You have always marched to the beat of your own drum. You took shoe design to a whole other level and did it unabashedly, unapologetically. Where did that attitude come from? Were you just born that way?

No, not at all. I never had a fashion background. I never went to university. I'm dyslexic. I never went to art school. So you can almost say that the business, for me, has been an exercise in me finding out about myself, finding out that I can do things, finding out that what I think is okay. And I hope that encourages people to go and do things. There isn't a wrong. We don't have to follow trends. Following trends doesn't mean that it's right, in fact, it's actually more difficult. Let's be ourselves.

But I'm sure there were times when it was scary for you. There are obviously no guarantees when you do something that it's going to be that original, that unique…

It's true. It's not easy when everyone else is wearing high spiky pointy things to come out with a squat round thing in bright colours. But at the same time there are people out there who appreciate it, and I have loyal customers. I have the blog "Fluevog Friday," where there are people who are just independently following the brand.

The notion of buying shoes online has become increasingly popular.

You've got these impressive bricks and mortar outlets, but how does that compare to what you're doing here on ground level? Well, it's been growing all the time. My stores are like a window to the Internet. Somebody may not buy the first time they come in, but they'll have seen the store, and they'll have confidence because they see the product in the environment. Then when they go home and see it on their screen, they have a better sense of it. We sell a lot of shoes online.

Obviously you're happy to sell shoes anyway you can, but do you think your approach to retail will change much, or will you always be adamant about having your stores as fixtures?

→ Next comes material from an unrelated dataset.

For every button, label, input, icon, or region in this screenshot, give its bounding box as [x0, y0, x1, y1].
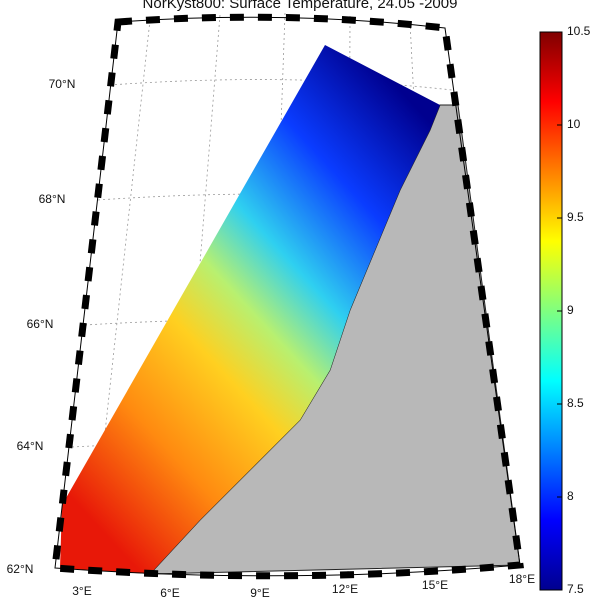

I like that my stores have a good sense of reflection of me as a person. Call me an egomaniac, but I just like the way that feels. So yeah, I love my retail stores!

How driven are you these days? Are you at a stage of your life now when you feel less angsty about things?

I'm angsty every day of my life! As you can imagine, there are a lot of wheels flying around in a company like mine. There are factories all around the world, I've got leathers importing into different places, I've got price issues I'm dealing with, I've got all the heels and components, and I've got 3-D images flying around, I've got stuff in all the retail stores – inventory control issues and cash flows. So there is that side of me. But I guess I have two sides to my brain. I can go to this one that lets it all go and I just go zooming off, and the other side I come back and I come into a retail store and I go, "Get this store cleaned up, it's a mess! I want this changed, get me that fixed, blah blah blah," because it's business right? I have to have both.

What excites you the most now, looking toward the future?

You know what gets me going? Shoes. I love doing them. I see things in my mind's eye and then I enjoy being able to draw them. And I give them to my design team, and they go off and produce them. And then when I start to see it emerge as a collection, it's fun. It's exciting. And I like working on cars and customizing them and I like building my apartment and homes and furniture and stuff. As a designer, you like designing, right? I've always been interested in how things look. It's important to me. I will go to no end just to change some tiny little detail because I don't like the way it looks. So I just love how lines and shapes and colours make people feel. When I'm designing things, I have a sense of how things are going to make somebody feel. It's an emotion, and that's what fashion is all about: It's a feel-good thing. And it's a way of telling people who we are, what we're up to. And I believe it's a way of communicating with the creator. I think we're all made individually, we're all made perfectly, there's no mistake with whatever we are and who are… It's taking this pleasure in who we are.

This interview has been condensed and edited.